Rajeswari Kalyanam is a 1993 Indian Telugu-language drama film directed by Kranthi Kumar. The film was produced by D. Kishore under the Sri Jayabheri Art Productions banner and presented by Murali Mohan. It stars Akkineni Nageswara Rao, Meena, Vanisri, Suresh and music composed by M. M. Keeravani. The film won seven Nandi Awards.The film core plot line is taken from Hollywood movie, On Golden Pond.

==Plot==
The film begins with an ideal couple, Master & Seeta, who live alone on an island in the river Godavari.

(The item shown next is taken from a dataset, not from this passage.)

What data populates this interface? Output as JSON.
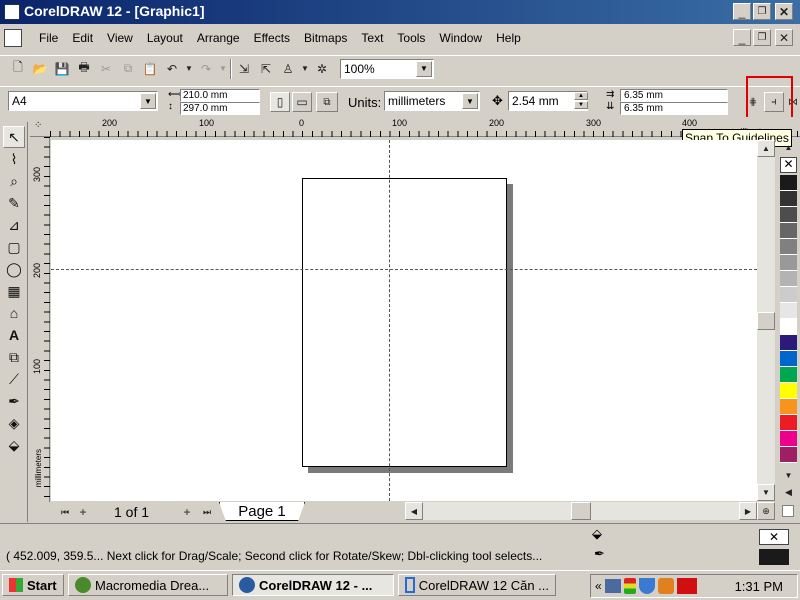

They foster a kid, Kisthaiah, and decide to adopt him legally. During that time, Sankaram, the father of Kisthaiah, returns when the couple is forced to narrate the past. A few years ago, there used to live a courteous girl named Rajeswari in the neighboring village, the daughter of Zamindar Venkat Naidu, crippled. Exploiting it, Rajeswari's vicious shrew stepmother Bhavani manipulates by acquiring authority and subjecting Rajeswari to hardships. In that plight, the cheer-up for her is amity with Master & Seeta. Following, Sankaram arrives as a veterinary doctor in the village and falls in love with Rajeswari. Knowing this, Bhavani's torture of Rajeswari reaches its peak when Master proposes to Venkat Naidu. Here, shockingly, Bhavani reveals that Rajeswari is already married and she is a widow. Bhavani's ruse knitted Rajeswari with her debauch brother in childhood. Whereat, furious Venkat Naidu, unfortunately, kills the bridegroom, which makes him paralyzed and compelled to surrender to his wife. Right now, Master mettle against the village couples up Rajeswari with Sankaram and starts residing on the island. Time passes, and Rajeswari conceives, which inflames Bhavani, and wiles to knock out when to penalize her Venkat Naidu commits suicide. The incident blows up Bhavani's avenge and intrigues Sankaram & Rajeswari to slaughter. In the attack, Rajeswari dies, giving birth to Kisthaiah, and Sankaram is badly wounded, loses his memory, and is declared dead. At present, Sankaram decides to accompany the child, which Seeta denies. Due to the blossoming affection for him, Master convinces her. At last, they hand over the child to Sankaram. Finally, the movie ends with the elderly couple continuing their life journey.

==Soundtrack==

Music composed by M. M. Keeravani. Lyrics were written by Veturi. Music released on AKASH Audio Company.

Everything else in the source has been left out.